All celltower radios on the same channel transmit at the same time. The first timeslot after that is not used to allow time delayed tower echo's to fade, then the cell phones each transmit a packet, on an assigned timeslot. This allows huge numbers of clients and towers to share the same channels.

When you use technology like this, you can put a lot of transmitters close together.

This is what the GPS sync thread is all about. Hopefully some day StarOS will do this.

phendry
09-04-2004, 04:57 PM
WOW I never saw the GPS sync thread before. Very interesting and a shame we wont see it in StarOS any time soon :(

Georgew, you say that Mikrotik has a polling system (I guess as part of there Nstreme protocol). Does this mean that it may be possible to use both verticle and horizontal polarity of a dual polarised antenna simultaneously with 2 x Atheros cards using Nstreme? Or maybe with Canopy??

georgew
09-04-2004, 05:57 PM
Not with polling.

Polling is not syncronous.

Polling is good, beter than 802.11, but it is not using gps sync. Only radios that support gps sync (or older forms of clocking which are all more expensive than gps... such as atomic clocks)

If you want something with gps sync, you will need to go with one of the proprietary systems, such as canopy. It is possible that you could add gps sync to a polling system, but I don't know if the radios will support it. Even if you can gps sync the polling, because the packet sizes aren't ficed, it may still not be syncronous enough to share antenna radomes.

The only one that I know for sure will support this is canopy. But that is only because I haven't seen how the others work.

phendry
09-04-2004, 06:01 PM
So in theory you believe you could use 2 canopy rad's to transmit simultaneously on a single dual polarized antenna?

georgew
09-04-2004, 06:27 PM
Yes, you could.

Only the 900mhz radios are connectorized, so a 2.4 or 5.x radio would need a pigtail soldered in. People do this, so it is possible.

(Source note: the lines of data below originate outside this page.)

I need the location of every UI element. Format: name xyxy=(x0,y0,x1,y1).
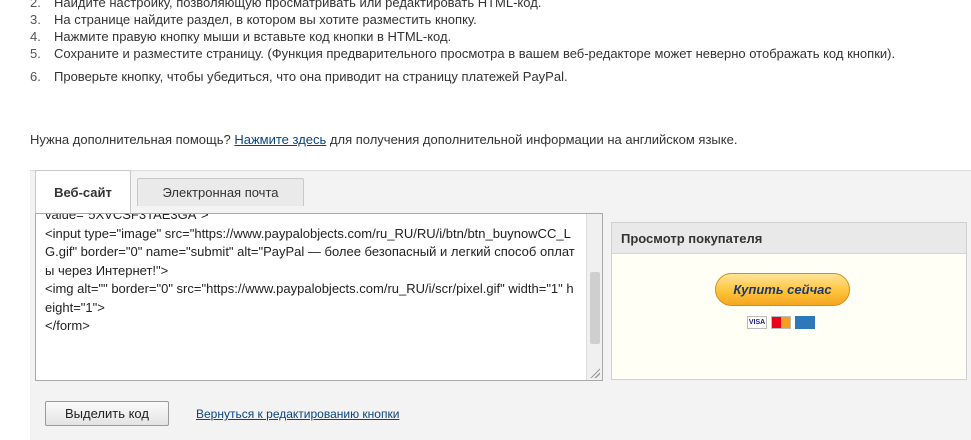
step-number: 2. xyxy=(30,0,41,10)
step-item: 3. На странице найдите раздел, в котором … xyxy=(30,11,965,28)
resize-grip-icon[interactable] xyxy=(590,368,600,378)
preview-title: Просмотр покупателя xyxy=(612,223,966,254)
step-number: 5. xyxy=(30,46,41,61)
help-prefix: Нужна дополнительная помощь? xyxy=(30,132,235,147)
buy-now-button[interactable]: Купить сейчас xyxy=(715,273,850,306)
instructions-list: 2. Найдите настройку, позволяющую просмат… xyxy=(30,0,965,85)
step-number: 3. xyxy=(30,12,41,27)
help-text: Нужна дополнительная помощь? Нажмите зде… xyxy=(30,132,737,147)
step-number: 6. xyxy=(30,69,41,84)
step-item: 6. Проверьте кнопку, чтобы убедиться, что… xyxy=(30,68,965,85)
help-link[interactable]: Нажмите здесь xyxy=(234,132,326,147)
select-code-button[interactable]: Выделить код xyxy=(45,401,169,426)
step-text: Нажмите правую кнопку мыши и вставьте ко… xyxy=(54,29,452,44)
back-to-edit-link[interactable]: Вернуться к редактированию кнопки xyxy=(196,407,399,421)
card-logos: VISA xyxy=(747,316,815,329)
step-item: 5. Сохраните и разместите страницу. (Функ… xyxy=(30,45,965,62)
step-item: 2. Найдите настройку, позволяющую просмат… xyxy=(30,0,965,11)
step-text: Проверьте кнопку, чтобы убедиться, что о… xyxy=(54,69,568,84)
tab-website[interactable]: Веб-сайт xyxy=(35,170,131,213)
code-scrollbar[interactable] xyxy=(586,214,602,380)
step-item: 4. Нажмите правую кнопку мыши и вставьте … xyxy=(30,28,965,45)
visa-icon: VISA xyxy=(747,316,767,329)
code-text[interactable]: value="5XVCSF3TAE3GA"> <input type="imag… xyxy=(45,214,580,336)
help-suffix: для получения дополнительной информации … xyxy=(326,132,738,147)
step-number: 4. xyxy=(30,29,41,44)
amex-icon xyxy=(795,316,815,329)
step-text: На странице найдите раздел, в котором вы… xyxy=(54,12,477,27)
code-textarea[interactable]: value="5XVCSF3TAE3GA"> <input type="imag… xyxy=(35,213,603,381)
scroll-thumb[interactable] xyxy=(590,272,600,344)
tab-email[interactable]: Электронная почта xyxy=(137,178,304,206)
buyer-preview: Просмотр покупателя Купить сейчас VISA xyxy=(611,222,967,380)
mastercard-icon xyxy=(771,316,791,329)
step-text: Сохраните и разместите страницу. (Функци… xyxy=(54,46,896,61)
step-text: Найдите настройку, позволяющую просматри… xyxy=(54,0,542,10)
code-panel: Веб-сайт Электронная почта value="5XVCSF… xyxy=(30,170,971,440)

Canopy AP's use short packets, and I think the backhauls use larger packets. So you can't mix backhauls and AP's unless they are on different bands. Typically you would use a 5.7 AP and a 2.4 or 5.2 backhaul. The work around is to use an AP subscriber radio pair rather than a backhaul, and set all of your radios for the same up/down ratio (such as 50/50).

phendry
09-04-2004, 07:44 PM
Very interesting. Any idea how much a setup like that would be?

MerTech_Wes
09-04-2004, 08:05 PM
To the best of my knowledge Canopy SU's go for NO LESS than $500 USD/each and that's when you buy 500 at a time.. :o

I dont know about what your deployment stratagies are, but my market won't support equipment that expensive... and it only offers throughput of about 2-3Mbps aggregate (half-duplex). Soo we're back a square one.. unless we..
a) bribe lonnie and tony to develop these features into star-os
b) use expensive proprietary gear (canopy) that has low throughput
c) use inexpensive gear that doesn't expand [into medium/high density] well
d) wait for WiMAX (2 to 3 years before it's affordable)

this is depressing... :?

georgew
09-04-2004, 08:24 PM
A very good question I hope to get answered some day soon.

The 900 mhz stuff has only been out a short time, so there is a lot of demand, and not much supply... The retails are something like 1800 for an AP and 685 for cpe. The prices I heard about from someone with no stock was something like $1300 for the ap and $450 for the cpe.

phendry
01-26-2006, 12:35 PM
Did anyone ever persuade the Valemount guys to look into GPS sync? Still the way forwards I think.

BTW, I did get those dual-polarised dishes and could not get 2 simultaneous links working however I am planning on getting some 5GHz band pass filters in the hope that they will attenuate the transmitted signal on one radio before it reaches the receiver on the 2nd.